Można zrobić tak, żeby kredyt był tańszy
Dla banków kłopotem jest stagnacja. Coś takiego mamy teraz. Niby gospodarka się rozwija całkiem fajnie, bo 3 proc. wzrostu to dobry wynik. Ale akcja kredytowa idzie słabo
Z Brunonem Bartkiewiczem rozmawia Łukasz Wilkowicz
Za kilkanaście dni, 29 kwietnia, kończy pan pracę na stanowisku prezesa ING Banku Śląskiego – czas na podsumowania. Wszedł pan do zarządu…

Brunon Bartkiewicz prezes ING Banku Śląskiego
Brunon Bartkiewicz prezes ING Banku Śląskiego
1 kwietnia 1992 r. 33 lata temu.
Prezesem został pan po dwóch latach?
Na początku pełniącym obowiązki. To był 23 albo 24 marca 1994 r. 15 miesięcy byłem p.o. prezesa.
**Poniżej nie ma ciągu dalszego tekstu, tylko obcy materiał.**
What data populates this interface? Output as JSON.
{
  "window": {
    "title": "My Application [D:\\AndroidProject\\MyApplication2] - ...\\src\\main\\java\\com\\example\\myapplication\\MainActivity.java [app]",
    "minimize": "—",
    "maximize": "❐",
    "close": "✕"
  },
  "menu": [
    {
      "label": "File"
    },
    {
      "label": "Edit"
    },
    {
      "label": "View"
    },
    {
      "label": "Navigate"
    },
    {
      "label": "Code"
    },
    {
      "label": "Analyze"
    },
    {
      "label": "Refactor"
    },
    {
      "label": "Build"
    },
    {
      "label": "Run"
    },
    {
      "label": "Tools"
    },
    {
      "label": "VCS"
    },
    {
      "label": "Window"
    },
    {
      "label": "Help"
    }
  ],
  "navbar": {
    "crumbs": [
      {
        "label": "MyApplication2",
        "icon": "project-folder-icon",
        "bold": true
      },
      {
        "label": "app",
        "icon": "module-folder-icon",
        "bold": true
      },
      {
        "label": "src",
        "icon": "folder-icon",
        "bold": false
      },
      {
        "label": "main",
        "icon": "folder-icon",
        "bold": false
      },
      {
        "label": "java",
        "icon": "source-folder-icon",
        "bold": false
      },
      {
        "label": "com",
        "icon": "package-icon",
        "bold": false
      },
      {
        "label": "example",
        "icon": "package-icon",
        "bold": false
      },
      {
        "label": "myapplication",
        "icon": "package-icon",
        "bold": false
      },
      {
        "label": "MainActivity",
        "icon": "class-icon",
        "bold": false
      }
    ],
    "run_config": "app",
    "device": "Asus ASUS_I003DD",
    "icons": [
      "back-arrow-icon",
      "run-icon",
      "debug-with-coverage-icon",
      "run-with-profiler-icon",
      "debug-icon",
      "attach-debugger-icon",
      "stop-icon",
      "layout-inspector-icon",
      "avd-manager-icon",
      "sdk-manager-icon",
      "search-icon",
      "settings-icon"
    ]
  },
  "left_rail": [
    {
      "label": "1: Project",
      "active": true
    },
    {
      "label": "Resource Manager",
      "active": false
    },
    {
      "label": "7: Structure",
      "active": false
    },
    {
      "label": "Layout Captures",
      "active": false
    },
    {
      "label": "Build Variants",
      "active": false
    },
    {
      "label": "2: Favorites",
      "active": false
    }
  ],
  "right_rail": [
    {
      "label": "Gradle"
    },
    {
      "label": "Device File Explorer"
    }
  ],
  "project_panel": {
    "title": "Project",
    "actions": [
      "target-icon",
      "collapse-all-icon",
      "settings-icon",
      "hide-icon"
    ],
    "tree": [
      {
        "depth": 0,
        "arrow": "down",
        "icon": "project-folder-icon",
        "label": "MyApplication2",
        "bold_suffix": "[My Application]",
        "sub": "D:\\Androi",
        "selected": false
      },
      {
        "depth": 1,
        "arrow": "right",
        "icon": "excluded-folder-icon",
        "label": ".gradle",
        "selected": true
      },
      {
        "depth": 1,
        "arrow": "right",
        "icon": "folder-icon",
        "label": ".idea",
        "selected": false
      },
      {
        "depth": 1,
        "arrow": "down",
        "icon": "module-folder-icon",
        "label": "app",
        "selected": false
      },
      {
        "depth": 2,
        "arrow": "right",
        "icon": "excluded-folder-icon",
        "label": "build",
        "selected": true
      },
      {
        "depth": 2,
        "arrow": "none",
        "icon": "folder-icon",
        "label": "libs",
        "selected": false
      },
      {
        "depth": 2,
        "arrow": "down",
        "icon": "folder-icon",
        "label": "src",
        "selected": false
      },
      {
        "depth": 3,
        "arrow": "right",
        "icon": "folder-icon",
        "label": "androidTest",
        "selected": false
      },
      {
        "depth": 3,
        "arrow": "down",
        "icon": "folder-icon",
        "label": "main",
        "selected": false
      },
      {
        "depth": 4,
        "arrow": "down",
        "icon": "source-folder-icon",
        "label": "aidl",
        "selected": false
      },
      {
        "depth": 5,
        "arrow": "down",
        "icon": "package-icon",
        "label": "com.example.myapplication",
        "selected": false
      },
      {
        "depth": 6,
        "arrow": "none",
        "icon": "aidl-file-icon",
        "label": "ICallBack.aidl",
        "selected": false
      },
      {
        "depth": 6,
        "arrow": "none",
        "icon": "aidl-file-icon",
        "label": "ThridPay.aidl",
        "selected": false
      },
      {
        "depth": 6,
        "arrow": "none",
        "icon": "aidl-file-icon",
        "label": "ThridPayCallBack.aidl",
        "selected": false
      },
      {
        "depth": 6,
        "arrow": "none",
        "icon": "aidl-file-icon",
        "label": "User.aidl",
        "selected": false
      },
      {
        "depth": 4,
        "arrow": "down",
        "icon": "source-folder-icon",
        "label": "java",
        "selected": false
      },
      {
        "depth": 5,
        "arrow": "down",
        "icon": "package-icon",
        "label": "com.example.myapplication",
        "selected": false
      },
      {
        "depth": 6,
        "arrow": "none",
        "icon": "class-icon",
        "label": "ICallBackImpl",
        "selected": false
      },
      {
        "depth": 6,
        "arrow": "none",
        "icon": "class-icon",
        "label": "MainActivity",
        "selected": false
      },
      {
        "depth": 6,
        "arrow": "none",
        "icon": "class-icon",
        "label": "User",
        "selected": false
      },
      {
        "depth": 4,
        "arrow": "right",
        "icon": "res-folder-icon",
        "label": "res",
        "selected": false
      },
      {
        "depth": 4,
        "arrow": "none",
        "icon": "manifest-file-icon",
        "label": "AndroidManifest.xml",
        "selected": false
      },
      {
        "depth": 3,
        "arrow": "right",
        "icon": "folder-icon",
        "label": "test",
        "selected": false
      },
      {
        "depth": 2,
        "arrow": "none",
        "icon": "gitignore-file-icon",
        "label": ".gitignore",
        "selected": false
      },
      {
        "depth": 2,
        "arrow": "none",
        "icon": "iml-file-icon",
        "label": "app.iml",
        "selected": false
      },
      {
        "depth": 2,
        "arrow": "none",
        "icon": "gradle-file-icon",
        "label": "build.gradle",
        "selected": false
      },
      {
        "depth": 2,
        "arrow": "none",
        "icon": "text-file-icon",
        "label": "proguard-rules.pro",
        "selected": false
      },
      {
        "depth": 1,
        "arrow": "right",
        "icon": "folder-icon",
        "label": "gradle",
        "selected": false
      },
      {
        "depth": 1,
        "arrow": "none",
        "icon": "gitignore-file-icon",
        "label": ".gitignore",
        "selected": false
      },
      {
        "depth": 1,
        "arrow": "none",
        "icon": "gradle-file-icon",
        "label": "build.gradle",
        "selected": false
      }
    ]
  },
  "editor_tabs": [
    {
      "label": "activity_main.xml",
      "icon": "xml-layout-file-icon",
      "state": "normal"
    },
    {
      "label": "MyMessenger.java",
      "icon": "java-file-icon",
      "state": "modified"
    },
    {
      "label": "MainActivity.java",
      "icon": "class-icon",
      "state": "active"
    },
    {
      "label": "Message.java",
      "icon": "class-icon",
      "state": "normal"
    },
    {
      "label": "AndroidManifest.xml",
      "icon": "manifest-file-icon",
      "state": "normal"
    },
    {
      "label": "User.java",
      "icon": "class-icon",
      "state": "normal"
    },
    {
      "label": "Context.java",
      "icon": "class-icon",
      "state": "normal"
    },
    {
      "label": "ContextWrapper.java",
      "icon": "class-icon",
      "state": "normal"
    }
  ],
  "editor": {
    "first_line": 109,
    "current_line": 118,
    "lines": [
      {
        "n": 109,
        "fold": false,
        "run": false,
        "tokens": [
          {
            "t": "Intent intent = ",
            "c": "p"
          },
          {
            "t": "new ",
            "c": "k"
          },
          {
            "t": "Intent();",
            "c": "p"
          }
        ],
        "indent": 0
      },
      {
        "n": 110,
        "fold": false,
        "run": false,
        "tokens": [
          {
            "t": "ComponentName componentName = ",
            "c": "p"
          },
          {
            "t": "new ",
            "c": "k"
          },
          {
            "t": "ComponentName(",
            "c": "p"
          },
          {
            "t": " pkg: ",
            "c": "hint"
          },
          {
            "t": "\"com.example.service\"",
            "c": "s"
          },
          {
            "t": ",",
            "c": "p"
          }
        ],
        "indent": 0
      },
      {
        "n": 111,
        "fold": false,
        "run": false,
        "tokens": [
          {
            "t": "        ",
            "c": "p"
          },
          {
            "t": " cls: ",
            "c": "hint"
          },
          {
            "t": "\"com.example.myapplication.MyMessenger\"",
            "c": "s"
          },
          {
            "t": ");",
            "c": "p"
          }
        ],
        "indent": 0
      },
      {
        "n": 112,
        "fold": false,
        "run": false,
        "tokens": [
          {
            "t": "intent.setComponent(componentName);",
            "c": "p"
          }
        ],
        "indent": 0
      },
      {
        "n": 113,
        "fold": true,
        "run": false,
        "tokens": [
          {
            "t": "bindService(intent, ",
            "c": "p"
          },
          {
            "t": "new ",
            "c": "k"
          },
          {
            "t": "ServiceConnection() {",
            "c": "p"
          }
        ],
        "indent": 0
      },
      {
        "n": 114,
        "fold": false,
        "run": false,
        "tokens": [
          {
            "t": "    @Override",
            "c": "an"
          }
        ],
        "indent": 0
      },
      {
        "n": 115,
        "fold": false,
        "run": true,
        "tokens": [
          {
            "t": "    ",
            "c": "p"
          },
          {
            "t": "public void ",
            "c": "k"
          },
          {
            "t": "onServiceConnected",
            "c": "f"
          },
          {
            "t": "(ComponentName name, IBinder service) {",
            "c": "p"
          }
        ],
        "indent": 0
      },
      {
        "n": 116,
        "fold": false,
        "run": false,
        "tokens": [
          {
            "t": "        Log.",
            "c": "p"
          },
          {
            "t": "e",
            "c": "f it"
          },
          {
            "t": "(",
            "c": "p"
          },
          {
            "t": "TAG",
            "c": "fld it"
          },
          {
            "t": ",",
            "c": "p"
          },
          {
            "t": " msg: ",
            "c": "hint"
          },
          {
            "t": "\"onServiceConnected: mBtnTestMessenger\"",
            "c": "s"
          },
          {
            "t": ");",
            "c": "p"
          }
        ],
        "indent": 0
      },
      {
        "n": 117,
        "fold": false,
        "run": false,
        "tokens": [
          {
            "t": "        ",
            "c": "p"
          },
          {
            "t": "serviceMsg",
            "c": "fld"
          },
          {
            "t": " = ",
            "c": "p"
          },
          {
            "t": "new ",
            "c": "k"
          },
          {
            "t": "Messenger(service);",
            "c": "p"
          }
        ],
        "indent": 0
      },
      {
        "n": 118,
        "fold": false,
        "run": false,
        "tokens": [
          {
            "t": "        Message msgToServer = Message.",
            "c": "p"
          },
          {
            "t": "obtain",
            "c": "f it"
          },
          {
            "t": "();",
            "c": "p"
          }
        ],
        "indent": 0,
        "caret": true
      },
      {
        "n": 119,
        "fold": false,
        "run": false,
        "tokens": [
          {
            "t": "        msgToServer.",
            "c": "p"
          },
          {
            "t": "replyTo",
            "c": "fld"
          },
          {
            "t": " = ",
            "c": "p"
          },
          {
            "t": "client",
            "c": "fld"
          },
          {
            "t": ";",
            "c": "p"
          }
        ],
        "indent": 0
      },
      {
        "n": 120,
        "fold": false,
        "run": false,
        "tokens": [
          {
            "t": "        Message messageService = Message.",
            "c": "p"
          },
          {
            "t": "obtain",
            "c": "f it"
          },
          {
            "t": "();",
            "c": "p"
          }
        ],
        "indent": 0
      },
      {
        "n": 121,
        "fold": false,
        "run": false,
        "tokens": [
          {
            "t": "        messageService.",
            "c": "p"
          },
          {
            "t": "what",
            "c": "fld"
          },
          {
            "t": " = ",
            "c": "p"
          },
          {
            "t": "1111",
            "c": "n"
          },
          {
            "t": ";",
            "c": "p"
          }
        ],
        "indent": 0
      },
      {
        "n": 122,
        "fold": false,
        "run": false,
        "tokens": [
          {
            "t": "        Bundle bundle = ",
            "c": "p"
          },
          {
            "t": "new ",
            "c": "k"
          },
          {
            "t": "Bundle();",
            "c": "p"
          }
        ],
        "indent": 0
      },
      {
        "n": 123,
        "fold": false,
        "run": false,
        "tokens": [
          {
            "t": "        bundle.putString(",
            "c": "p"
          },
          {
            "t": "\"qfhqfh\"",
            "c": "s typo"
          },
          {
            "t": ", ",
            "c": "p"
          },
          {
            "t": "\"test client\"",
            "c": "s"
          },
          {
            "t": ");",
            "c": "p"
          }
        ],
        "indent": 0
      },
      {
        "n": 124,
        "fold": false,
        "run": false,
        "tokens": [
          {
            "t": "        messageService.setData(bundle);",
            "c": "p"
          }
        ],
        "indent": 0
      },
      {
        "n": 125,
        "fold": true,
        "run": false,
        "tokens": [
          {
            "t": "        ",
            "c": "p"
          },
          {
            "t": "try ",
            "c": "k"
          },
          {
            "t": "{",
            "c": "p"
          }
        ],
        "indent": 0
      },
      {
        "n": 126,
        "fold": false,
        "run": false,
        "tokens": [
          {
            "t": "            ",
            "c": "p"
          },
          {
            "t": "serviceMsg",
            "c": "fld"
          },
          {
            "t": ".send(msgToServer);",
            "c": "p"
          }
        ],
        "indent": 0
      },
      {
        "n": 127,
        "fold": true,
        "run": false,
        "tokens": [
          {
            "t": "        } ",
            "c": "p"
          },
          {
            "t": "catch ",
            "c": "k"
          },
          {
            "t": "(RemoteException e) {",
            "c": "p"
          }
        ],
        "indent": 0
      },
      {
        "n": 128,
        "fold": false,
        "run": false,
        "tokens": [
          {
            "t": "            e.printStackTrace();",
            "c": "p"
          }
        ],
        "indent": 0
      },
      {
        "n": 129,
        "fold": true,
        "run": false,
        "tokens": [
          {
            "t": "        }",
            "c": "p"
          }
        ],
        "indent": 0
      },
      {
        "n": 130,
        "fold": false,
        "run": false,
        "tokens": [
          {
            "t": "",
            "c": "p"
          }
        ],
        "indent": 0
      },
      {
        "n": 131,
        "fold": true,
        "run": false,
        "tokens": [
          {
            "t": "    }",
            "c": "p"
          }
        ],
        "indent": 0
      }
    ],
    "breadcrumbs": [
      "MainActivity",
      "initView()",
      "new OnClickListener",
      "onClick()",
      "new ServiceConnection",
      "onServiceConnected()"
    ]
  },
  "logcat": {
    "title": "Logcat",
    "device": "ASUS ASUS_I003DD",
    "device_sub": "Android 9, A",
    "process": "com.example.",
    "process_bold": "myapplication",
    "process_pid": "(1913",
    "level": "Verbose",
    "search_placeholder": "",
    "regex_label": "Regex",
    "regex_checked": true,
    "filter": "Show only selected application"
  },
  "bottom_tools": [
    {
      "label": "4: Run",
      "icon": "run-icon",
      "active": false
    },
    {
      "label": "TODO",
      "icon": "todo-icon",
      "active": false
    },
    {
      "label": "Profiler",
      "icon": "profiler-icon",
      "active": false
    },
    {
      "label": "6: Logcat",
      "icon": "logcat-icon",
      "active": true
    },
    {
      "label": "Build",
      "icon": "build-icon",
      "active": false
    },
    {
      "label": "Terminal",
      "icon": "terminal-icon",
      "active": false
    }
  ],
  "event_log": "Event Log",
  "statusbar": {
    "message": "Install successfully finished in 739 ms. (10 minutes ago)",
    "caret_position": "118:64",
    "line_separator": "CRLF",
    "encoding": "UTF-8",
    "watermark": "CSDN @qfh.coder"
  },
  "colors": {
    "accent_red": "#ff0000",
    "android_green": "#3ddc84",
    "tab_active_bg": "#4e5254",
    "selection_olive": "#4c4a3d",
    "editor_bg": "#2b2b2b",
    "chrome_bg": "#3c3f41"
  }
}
Zatem może pan, korzystając ze swojego doświadczenia, ocenić branżę. Jak wyglądała bankowość 30 lat temu, a jak wygląda dziś?
To zupełnie inne twory. Polski bank w 1991 r. czy 1992 r. nie był placówką usługową. To był urząd do wykonania pewnych form transakcji. Wszystko odbywało się ręcznie. Poziom działalności był przyzwoity, bo pracowali przyzwoici ludzie, lecz to byli urzędnicy. Przyzwoici ludzie w niezmieniającym się otoczeniu przez wiele lat i obsługujący w sumie niewiele osób.
Na czym polegała zmiana?
Wtedy każda placówka była właściwie oddzielnym tworem. Każdy oddział sporządzał własny bilans, miał własne służby księgowo-rozliczeniowe czy własną ochronę. To w pewnej mierze ułatwiło reformę z 1989 r., która polegała na wydzieleniu z NBP dziewięciu banków regionalnych.
Bank Śląski był jednym z nich.
Reforma poszła relatywnie łatwo, bo tak naprawdę kryło się za nią wskazanie, który bank-oddział przechodzi do któregoś z tych dużych banków. Przy czym, oczywiście, te nowo powstałe dziewięć tworów było bardzo małe. Wszystkie te banki regionalne miały mieć podobną siłę ekonomiczną. Ponieważ my byliśmy na Śląsku, to geograficznie byliśmy najmniejsi, a przy tym w największym stopniu obciążeni finansowaniem ciężkiego przemysłu.